Top Honor in Mathematical Programming Field
Goes to Jong-Shi Pang
Jong-Shi Pang, a professor in The Johns Hopkins University's Department of Mathematical Sciences, has been awarded the 2003 George B. Dantzig Prize.
The Dantzig is the world's top prize in the area of mathematical programming, the mathematical science of making best-possible decisions in the face of constraints. The prize, awarded once every three years, is issued jointly by the Mathematical Programming Society and the Society for Industrial and Applied Mathematics. The award was established in honor of George B. Dantzig, a pioneer in the field of mathematical programming.
Pang received the prize at the International Symposium on Mathematical Programming held recently in Copenhagen, Denmark. Pang shares the Dantzig prize with Alexander Schrijver of the National Research Institute for Mathematics and Computer Science in the Netherlands.
A faculty member in Johns Hopkins' Whiting School of Engineering since 1987, Pang was recognized not only on his key contributions to mathematical theory but also for the important applications of his work to engineering and economics. With engineering colleagues in Sweden, at the University of Pennsylvania and at Rensselaer Polytechnic Institute, Pang developed techniques for solving multi-rigid-body friction contact problems. These problems arise in the design, analysis and simulation of robotic hands used to grasp and manipulate objects.

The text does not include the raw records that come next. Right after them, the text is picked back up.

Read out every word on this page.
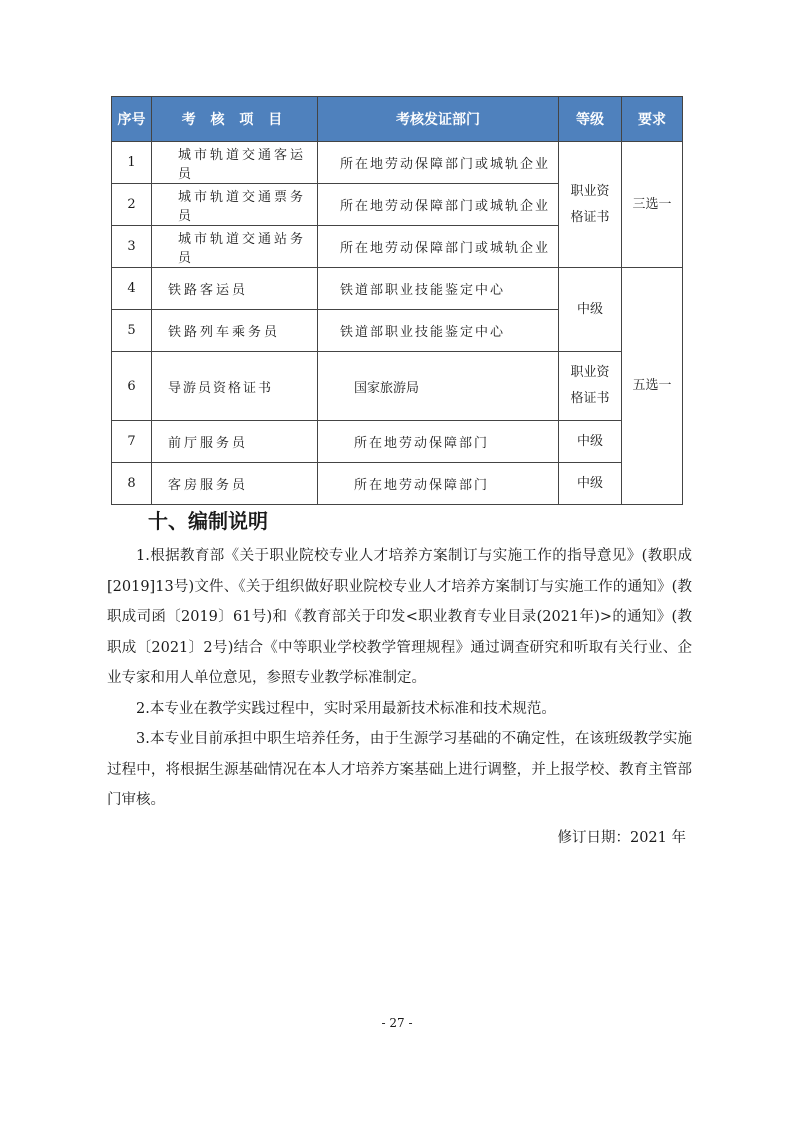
序号	考 核 项 目	考核发证部门	等级	要求	
1	城市轨道交通客运员	所在地劳动保障部门或城轨企业	职业资
格证书	三选一	
2	城市轨道交通票务员	所在地劳动保障部门或城轨企业			
3	城市轨道交通站务员	所在地劳动保障部门或城轨企业			
4	铁路客运员	铁道部职业技能鉴定中心	中级	五选一	
5	铁路列车乘务员	铁道部职业技能鉴定中心			
6	导游员资格证书	国家旅游局	职业资
格证书		
7	前厅服务员	所在地劳动保障部门	中级		
8	客房服务员	所在地劳动保障部门	中级		
十、编制说明

1.根据教育部《关于职业院校专业人才培养方案制订与实施工作的指导意见》(教职成[2019]13号)文件、《关于组织做好职业院校专业人才培养方案制订与实施工作的通知》(教职成司函〔2019〕61号)和《教育部关于印发<职业教育专业目录(2021年)>的通知》(教职成〔2021〕2号)结合《中等职业学校教学管理规程》通过调查研究和听取有关行业、企业专家和用人单位意见，参照专业教学标准制定。

2.本专业在教学实践过程中，实时采用最新技术标准和技术规范。

3.本专业目前承担中职生培养任务，由于生源学习基础的不确定性，在该班级教学实施过程中，将根据生源基础情况在本人才培养方案基础上进行调整，并上报学校、教育主管部门审核。

修订日期：2021 年
- 27 -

Pang received a bachelor's degree in mathematics from the National Taiwan University in 1973. At Stanford University, he earned a master's degree in statistics in 1975 and a doctorate in operations research in 1976. Before joining the faculty at Johns Hopkins, he held academic posts at the University of Wisconsin at Madison, Carnegie-Mellon University and the University of Texas at Dallas.